Bank of England (BoE) needs to spell out to consumers what its powers to curb lending will mean for products such as mortgages, the British Bankers’ Association said yesterday.
When it inherits the remit of City regulation from the Financial Services Authority in two years’ time, the BoE will be tasked with macroprudential oversight of the banking system. Deputy governor Charlie Bean said for the first time over the weekend this could include putting “direct constraints” on individuals’ access to credit at the top of the cycle to preserve the health of banks.
The BoE could cap mortgage loan-to-value ratios and demand deposits of up to 25 per cent, Bean said in a speech to American financiers. The limits would be designed to prevent a repeat of the credit crisis, which saw some borrowers granted as much as 125 per cent of their property’s value, leaving them stuck in negative equity when prices tanked.

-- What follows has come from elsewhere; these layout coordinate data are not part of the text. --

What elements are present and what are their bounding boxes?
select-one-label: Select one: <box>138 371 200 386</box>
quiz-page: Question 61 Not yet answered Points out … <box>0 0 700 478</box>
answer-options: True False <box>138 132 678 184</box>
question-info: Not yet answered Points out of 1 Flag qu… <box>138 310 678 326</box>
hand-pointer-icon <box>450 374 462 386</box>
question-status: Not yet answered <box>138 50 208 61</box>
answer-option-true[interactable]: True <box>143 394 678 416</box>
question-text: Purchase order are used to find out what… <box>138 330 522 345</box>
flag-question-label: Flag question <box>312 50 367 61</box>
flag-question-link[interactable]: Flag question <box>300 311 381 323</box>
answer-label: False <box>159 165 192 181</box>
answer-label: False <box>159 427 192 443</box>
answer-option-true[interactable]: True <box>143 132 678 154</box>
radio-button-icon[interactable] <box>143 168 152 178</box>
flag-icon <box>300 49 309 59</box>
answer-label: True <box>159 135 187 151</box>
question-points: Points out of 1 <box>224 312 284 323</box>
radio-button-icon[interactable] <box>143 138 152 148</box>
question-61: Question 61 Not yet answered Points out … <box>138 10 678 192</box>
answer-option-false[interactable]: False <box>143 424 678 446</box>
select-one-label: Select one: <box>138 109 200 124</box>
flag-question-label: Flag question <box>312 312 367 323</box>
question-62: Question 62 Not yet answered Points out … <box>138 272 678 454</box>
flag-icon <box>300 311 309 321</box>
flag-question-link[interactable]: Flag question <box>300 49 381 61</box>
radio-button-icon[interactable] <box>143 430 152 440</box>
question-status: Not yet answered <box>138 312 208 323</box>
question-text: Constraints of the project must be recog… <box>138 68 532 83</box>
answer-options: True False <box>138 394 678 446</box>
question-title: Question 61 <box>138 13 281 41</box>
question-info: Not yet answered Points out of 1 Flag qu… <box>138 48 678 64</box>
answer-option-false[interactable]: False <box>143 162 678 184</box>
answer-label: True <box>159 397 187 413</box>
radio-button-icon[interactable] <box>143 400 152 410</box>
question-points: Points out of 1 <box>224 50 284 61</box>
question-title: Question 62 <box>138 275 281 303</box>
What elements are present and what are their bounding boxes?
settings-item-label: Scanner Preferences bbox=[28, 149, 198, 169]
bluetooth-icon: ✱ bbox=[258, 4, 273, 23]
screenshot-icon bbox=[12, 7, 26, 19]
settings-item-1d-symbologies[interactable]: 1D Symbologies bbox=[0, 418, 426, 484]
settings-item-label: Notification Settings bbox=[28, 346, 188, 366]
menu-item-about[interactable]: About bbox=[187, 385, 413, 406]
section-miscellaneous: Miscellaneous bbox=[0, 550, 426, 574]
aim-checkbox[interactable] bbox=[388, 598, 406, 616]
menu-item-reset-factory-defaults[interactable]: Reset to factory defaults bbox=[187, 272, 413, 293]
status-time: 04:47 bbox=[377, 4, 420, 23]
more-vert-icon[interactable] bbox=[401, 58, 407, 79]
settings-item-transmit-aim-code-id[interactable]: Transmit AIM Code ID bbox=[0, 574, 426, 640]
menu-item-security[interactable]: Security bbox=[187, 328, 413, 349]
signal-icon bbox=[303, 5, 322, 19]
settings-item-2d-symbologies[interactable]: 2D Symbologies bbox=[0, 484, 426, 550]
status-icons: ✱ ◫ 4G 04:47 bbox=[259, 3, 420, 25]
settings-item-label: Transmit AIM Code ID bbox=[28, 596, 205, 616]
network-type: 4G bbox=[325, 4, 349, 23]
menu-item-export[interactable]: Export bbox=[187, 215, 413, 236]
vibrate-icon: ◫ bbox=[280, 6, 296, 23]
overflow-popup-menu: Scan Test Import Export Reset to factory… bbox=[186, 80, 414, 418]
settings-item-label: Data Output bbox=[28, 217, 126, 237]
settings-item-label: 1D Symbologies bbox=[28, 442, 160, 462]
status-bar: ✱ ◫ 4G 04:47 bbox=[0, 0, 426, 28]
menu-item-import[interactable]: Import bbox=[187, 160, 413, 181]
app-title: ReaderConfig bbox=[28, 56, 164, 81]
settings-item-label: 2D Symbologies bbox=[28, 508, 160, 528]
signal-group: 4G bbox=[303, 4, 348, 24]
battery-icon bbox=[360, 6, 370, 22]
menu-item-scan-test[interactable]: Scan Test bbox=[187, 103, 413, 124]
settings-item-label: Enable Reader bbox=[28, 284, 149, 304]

Bean said: “There is the option of introducing direct constraints on the terms or availability of credit... The best approach seems likely to involve a portfolio of instruments.”
British Bankers’ Association chief executive Angela Knight welcomed Bean’s suggestions. “What needs to take place now is a proper discussion explaining why at certain times individuals will be restricted in how much they can borrow. The reason these things needs to be discussed is they impact society – rather than just banks – and society needs to understand.”